Renê da Silva Nogueira Júnior, de 47 anos, preso por matar o gari Laudemir Fernandes, de 44, em maio deste ano no bairro Vista Alegre, na Região Oeste de Belo Horizonte, afirmou que foi orientado a dizer que a vítima teria sido atingida por uma bala perdida. A declaração foi exibida neste domingo (1º) no programa Domingo Espetacular, da Record.
Em um trecho da entrevista, ao ser questionado por Cabrini sobre o motivo de ter escrito, em uma carta, que “o que aconteceu naquele dia foi um acidente com a vítima”, Renê respondeu: “Porque foi o que o advogado falou”. Cabrini lembrou ainda que ele trocou de advogados ao longo do processo.

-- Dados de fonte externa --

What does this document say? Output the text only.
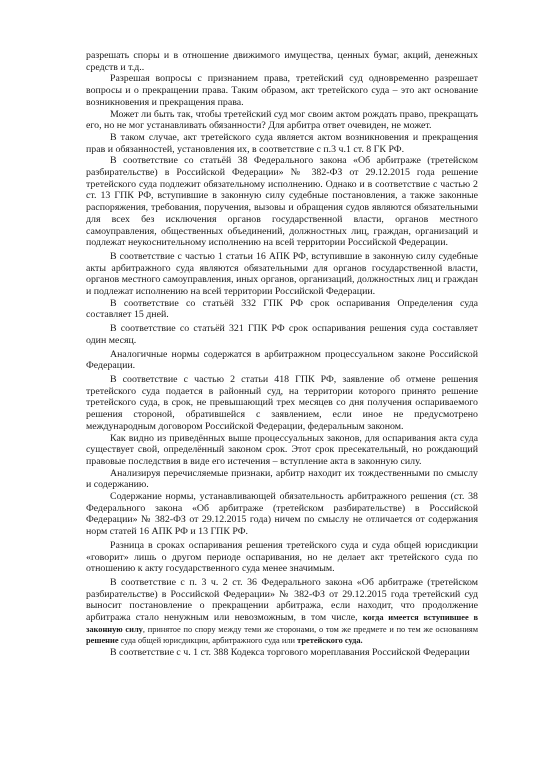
разрешать споры и в отношение движимого имущества, ценных бумаг, акций, денежных средств и т.д..

Разрешая вопросы с признанием права, третейский суд одновременно разрешает вопросы и о прекращении права. Таким образом, акт третейского суда – это акт основание возникновения и прекращения права.

Может ли быть так, чтобы третейский суд мог своим актом рождать право, прекращать его, но не мог устанавливать обязанности? Для арбитра ответ очевиден, не может.

В таком случае, акт третейского суда является актом возникновения и прекращения прав и обязанностей, установления их, в соответствие с п.3 ч.1 ст. 8 ГК РФ.

В соответствие со статьёй 38 Федерального закона «Об арбитраже (третейском разбирательстве) в Российской Федерации» № 382-ФЗ от 29.12.2015 года решение третейского суда подлежит обязательному исполнению. Однако и в соответствие с частью 2 ст. 13 ГПК РФ, вступившие в законную силу судебные постановления, а также законные распоряжения, требования, поручения, вызовы и обращения судов являются обязательными для всех без исключения органов государственной власти, органов местного самоуправления, общественных объединений, должностных лиц, граждан, организаций и подлежат неукоснительному исполнению на всей территории Российской Федерации.

В соответствие с частью 1 статьи 16 АПК РФ, вступившие в законную силу судебные акты арбитражного суда являются обязательными для органов государственной власти, органов местного самоуправления, иных органов, организаций, должностных лиц и граждан и подлежат исполнению на всей территории Российской Федерации.

В соответствие со статьёй 332 ГПК РФ срок оспаривания Определения суда составляет 15 дней.

В соответствие со статьёй 321 ГПК РФ срок оспаривания решения суда составляет один месяц.

Аналогичные нормы содержатся в арбитражном процессуальном законе Российской Федерации.

В соответствие с частью 2 статьи 418 ГПК РФ, заявление об отмене решения третейского суда подается в районный суд, на территории которого принято решение третейского суда, в срок, не превышающий трех месяцев со дня получения оспариваемого решения стороной, обратившейся с заявлением, если иное не предусмотрено международным договором Российской Федерации, федеральным законом.

Как видно из приведённых выше процессуальных законов, для оспаривания акта суда существует свой, определённый законом срок. Этот срок пресекательный, но рождающий правовые последствия в виде его истечения – вступление акта в законную силу.

Анализируя перечисляемые признаки, арбитр находит их тождественными по смыслу и содержанию.

Содержание нормы, устанавливающей обязательность арбитражного решения (ст. 38 Федерального закона «Об арбитраже (третейском разбирательстве) в Российской Федерации» № 382-ФЗ от 29.12.2015 года) ничем по смыслу не отличается от содержания норм статей 16 АПК РФ и 13 ГПК РФ.

Разница в сроках оспаривания решения третейского суда и суда общей юрисдикции «говорит» лишь о другом периоде оспаривания, но не делает акт третейского суда по отношению к акту государственного суда менее значимым.

В соответствие с п. 3 ч. 2 ст. 36 Федерального закона «Об арбитраже (третейском разбирательстве) в Российской Федерации» № 382-ФЗ от 29.12.2015 года третейский суд выносит постановление о прекращении арбитража, если находит, что продолжение арбитража стало ненужным или невозможным, в том числе, когда имеется вступившее в законную силу, принятое по спору между теми же сторонами, о том же предмете и по тем же основаниям решение суда общей юрисдикции, арбитражного суда или третейского суда.

В соответствие с ч. 1 ст. 388 Кодекса торгового мореплавания Российской Федерации
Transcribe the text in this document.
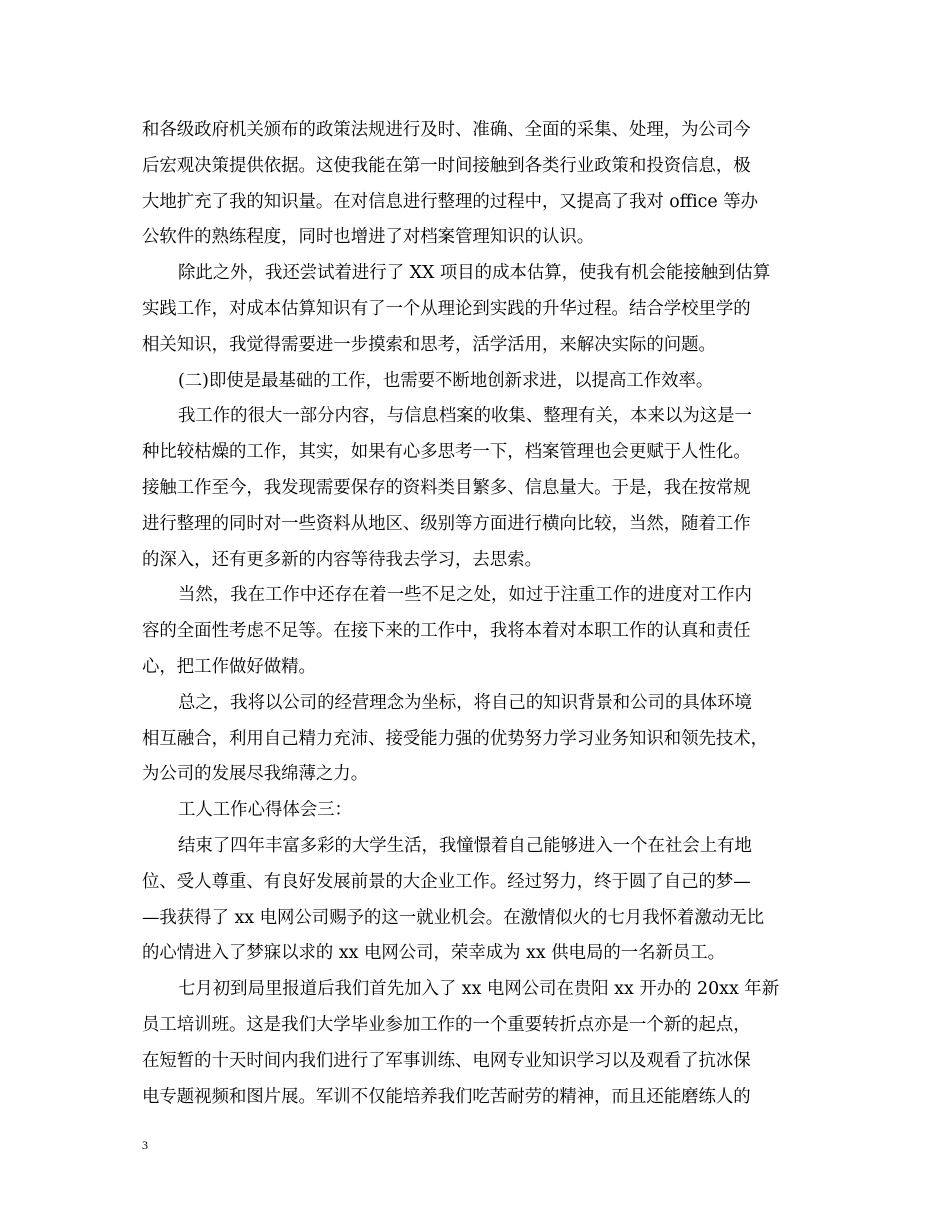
和各级政府机关颁布的政策法规进行及时、准确、全面的采集、处理，为公司今
后宏观决策提供依据。这使我能在第一时间接触到各类行业政策和投资信息，极
大地扩充了我的知识量。在对信息进行整理的过程中，又提高了我对 office 等办
公软件的熟练程度，同时也增进了对档案管理知识的认识。
除此之外，我还尝试着进行了 XX 项目的成本估算，使我有机会能接触到估算
实践工作，对成本估算知识有了一个从理论到实践的升华过程。结合学校里学的
相关知识，我觉得需要进一步摸索和思考，活学活用，来解决实际的问题。
(二)即使是最基础的工作，也需要不断地创新求进，以提高工作效率。
我工作的很大一部分内容，与信息档案的收集、整理有关，本来以为这是一
种比较枯燥的工作，其实，如果有心多思考一下，档案管理也会更赋于人性化。
接触工作至今，我发现需要保存的资料类目繁多、信息量大。于是，我在按常规
进行整理的同时对一些资料从地区、级别等方面进行横向比较，当然，随着工作
的深入，还有更多新的内容等待我去学习，去思索。
当然，我在工作中还存在着一些不足之处，如过于注重工作的进度对工作内
容的全面性考虑不足等。在接下来的工作中，我将本着对本职工作的认真和责任
心，把工作做好做精。
总之，我将以公司的经营理念为坐标，将自己的知识背景和公司的具体环境
相互融合，利用自己精力充沛、接受能力强的优势努力学习业务知识和领先技术，
为公司的发展尽我绵薄之力。
工人工作心得体会三：
结束了四年丰富多彩的大学生活，我憧憬着自己能够进入一个在社会上有地
位、受人尊重、有良好发展前景的大企业工作。经过努力，终于圆了自己的梦—
—我获得了 xx 电网公司赐予的这一就业机会。在激情似火的七月我怀着激动无比
的心情进入了梦寐以求的 xx 电网公司，荣幸成为 xx 供电局的一名新员工。
七月初到局里报道后我们首先加入了 xx 电网公司在贵阳 xx 开办的 20xx 年新
员工培训班。这是我们大学毕业参加工作的一个重要转折点亦是一个新的起点，
在短暂的十天时间内我们进行了军事训练、电网专业知识学习以及观看了抗冰保
电专题视频和图片展。军训不仅能培养我们吃苦耐劳的精神，而且还能磨练人的
3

A carta manuscrita, na qual Renê voltou atrás da decisão de substituir o defensor pela terceira vez desde que foi preso, também menciona a versão de acidente.
“Eu estava com esse advogado e ele falou: ‘O que aconteceu deve ter sido um acidente com a vítima. Uma bala perdida deve ter atingido a vítima e você foi o cara que estava passando na hora e levou o título do negócio’”, relatou.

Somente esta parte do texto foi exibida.